The shopping here is Incredible, sales and I’m from New Jersey, so I know about shopping. Sure, its expensive, but the sheer variety of stuff they have, and the quality of some of it, and the way its laid out, and how its everywhere is amazing. I went to Loft, Seibu, Parco, and Rox today. Instead of having things organized by topic – shoes, dresses, coats – they’ve got everything organized by designer, like a bunch of indoor boutiques. I particularly liked the more downscale Rox. Each boutique was blasting its own Japanese/English Christmas carols and had its own set of differently tarted-up salesgirls. The stuff at Loft is great looking, sort of a Japanese Ikea: more warm. The And there’s a six story DIY store called Tokyo Hand, I believe. It made me think of Shana Berger and ReadyMade Magazine.

I need new boots, so I decided to shop for those. I looked around at the boots the women around town were wearing. Apparently, wide wrinkly high heel boots are in. Perhaps this is a more grown up version of the rusu-sokusu craze. Oddly, the women generally can’t walk in these heels. They are mincing about with bent knees and bowed legs. Many people look like they are actually limping. A little quick Internet research turned up an article suggesting that this is some cultural phenomenon based on little girls being encouraged to look and act juvenile. Its definitely the style, because when I was at Matsuya today, they were displaying the boots with the toes turned in. That’s right. I also went to Matsuya.

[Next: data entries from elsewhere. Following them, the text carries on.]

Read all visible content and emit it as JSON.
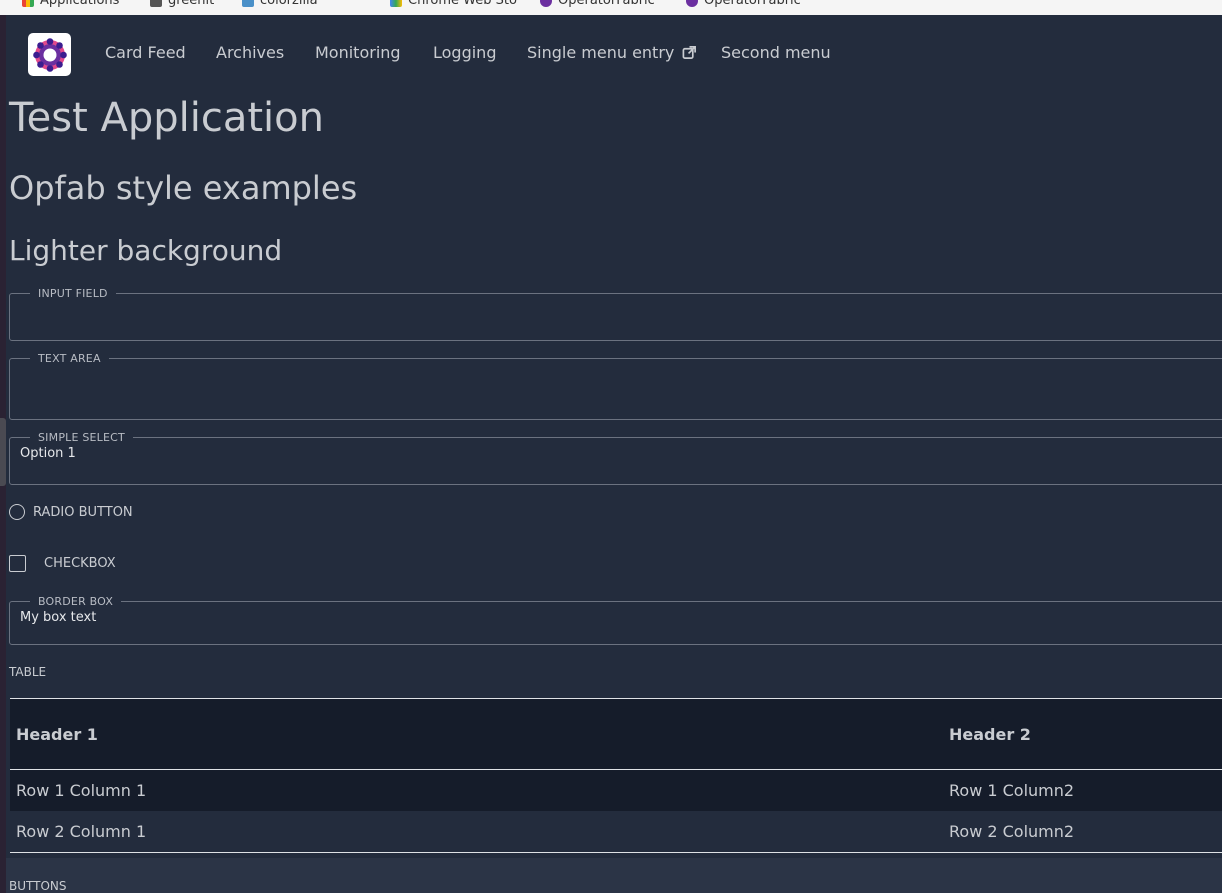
{
  "colors": {
    "background": "#232c3d",
    "table_header_bg": "#151c2a",
    "text": "#c9ccd1",
    "logo_purple": "#6b2fa0"
  },
  "bookmarks_bar": [
    {
      "label": "Applications",
      "icon": "apps-icon"
    },
    {
      "label": "greenit",
      "icon": "folder-icon"
    },
    {
      "label": "colorzilla",
      "icon": "page-icon"
    },
    {
      "label": "Chrome Web Sto",
      "icon": "chrome-store-icon"
    },
    {
      "label": "OperatorFabric",
      "icon": "opfab-favicon"
    },
    {
      "label": "OperatorFabric",
      "icon": "opfab-favicon"
    }
  ],
  "navbar": {
    "logo": "opfab-logo-icon",
    "items": [
      {
        "label": "Card Feed"
      },
      {
        "label": "Archives"
      },
      {
        "label": "Monitoring"
      },
      {
        "label": "Logging"
      },
      {
        "label": "Single menu entry",
        "icon": "external-link-icon"
      },
      {
        "label": "Second menu"
      }
    ]
  },
  "page": {
    "title": "Test Application",
    "subtitle": "Opfab style examples",
    "section": "Lighter background"
  },
  "form": {
    "input_field": {
      "legend": "INPUT FIELD",
      "value": ""
    },
    "text_area": {
      "legend": "TEXT AREA",
      "value": ""
    },
    "simple_select": {
      "legend": "SIMPLE SELECT",
      "selected": "Option 1"
    },
    "radio": {
      "label": "RADIO BUTTON",
      "checked": false
    },
    "checkbox": {
      "label": "CHECKBOX",
      "checked": false
    },
    "border_box": {
      "legend": "BORDER BOX",
      "text": "My box text"
    }
  },
  "table": {
    "label": "TABLE",
    "headers": [
      "Header 1",
      "Header 2"
    ],
    "rows": [
      [
        "Row 1 Column 1",
        "Row 1 Column2"
      ],
      [
        "Row 2 Column 1",
        "Row 2 Column2"
      ]
    ]
  },
  "buttons_label": "BUTTONS"
}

The second problem was that I don’t know my size in centimeters, which is how shoes are measured here. On the sales rack, they’d sorted the shoes by small, medium and large and by centimeters. So I just found an English/American brand on the “Large” shelf and checked the American size. Seven and a half. Since I wear a nine and a half, I figure Japan will not be the place where I find boots.